O fato narrado no Evangelho de João pode apresentar-se em inúmeras situações análogas em todas as épocas da história. Uma mulher é deixada só, é exposta diante da opinião pública com "o seu pecado", enquanto por detrás deste "seu" pecado se esconde um homem como pecador, culpado pelo "pecado do outro", antes, co-responsável do mesmo. E, no entanto, o seu pecado escapa à atenção, passa sob silêncio: aparece como não responsável pelo "pecado do outro"! Às vezes ele passa a ser até acusador, como no caso descrito, esquecido do próprio pecado. Quantas vezes, de modo semelhante, a mulher paga pelo próprio pecado (pode acontecer que seja ela, em certos casos, a culpada pelo pecado do homem como "pecado do outro"), mas paga ela só e paga sozinha! Quantas vezes ela fica abandonada na sua maternidade, quando o homem, pai da criança, não quer aceitar a sua responsabilidade? E ao lado das numerosas "mães solteiras" das nossas sociedades, é preciso tomar em consideração também todas aquelas que, muitas vezes, sofrendo diversas pressões, inclusive da parte do homem culpado, "se livram" da criança antes do seu nascimento. "Livram-se": mas a que preço? A opinião pública de hoje tenta, de várias maneiras, "anular" o mal deste pecado; normalmente, porém, a consciência da mulher não consegue esquecer que tirou a vida do próprio filho, porque não consegue apagar a disponibilidade a acolher a vida, inscrita no seu "ethos" desde o "princípio".

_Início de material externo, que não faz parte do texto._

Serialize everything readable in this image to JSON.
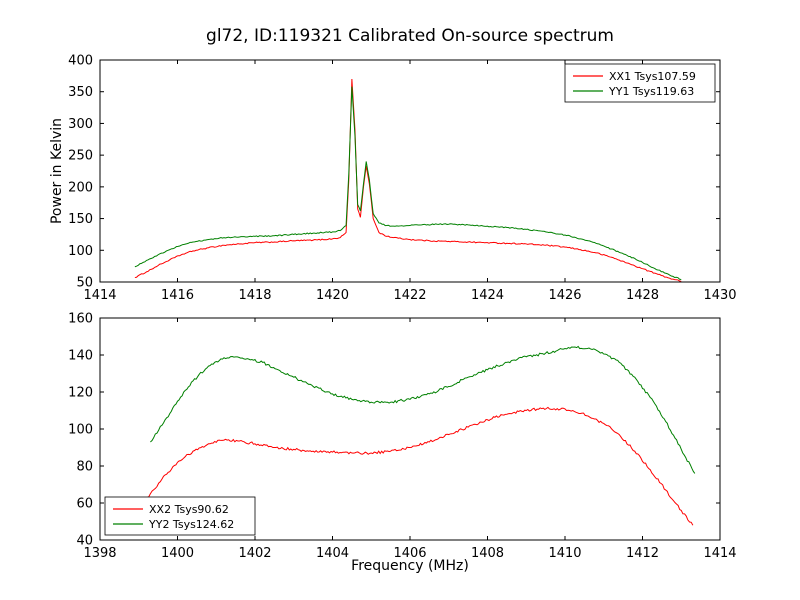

Infelizmente, essa opinião pública denunciada pelo Santo Padre é a mesma a instrumentalizar a morte de Jandira para a causa da descriminalização do aborto. Assim, induzem muitas mulheres ao erro, submetendo-as à pressão machista, a qual, vejam só, as feministas juram combater. No documentário Blood Money, há vários depoimentos de mulheres que se submeteram a um aborto e ainda hoje vivem as sequelas físicas e psíquicas do crime [15]. A Igreja não é alheia a esse sofrimento. É justamente por conhecer o coração das mulheres que o Magistério se manifesta inegociavelmente a favor da vida. Já ficou provado: aborto não é solução. É, antes, um dos problemas. Por isso, mais do que falar sobre aborto, é preciso falar das mentiras que geralmente estão associadas às suas propostas de legalização. A revista TPM precisa descobrir isso.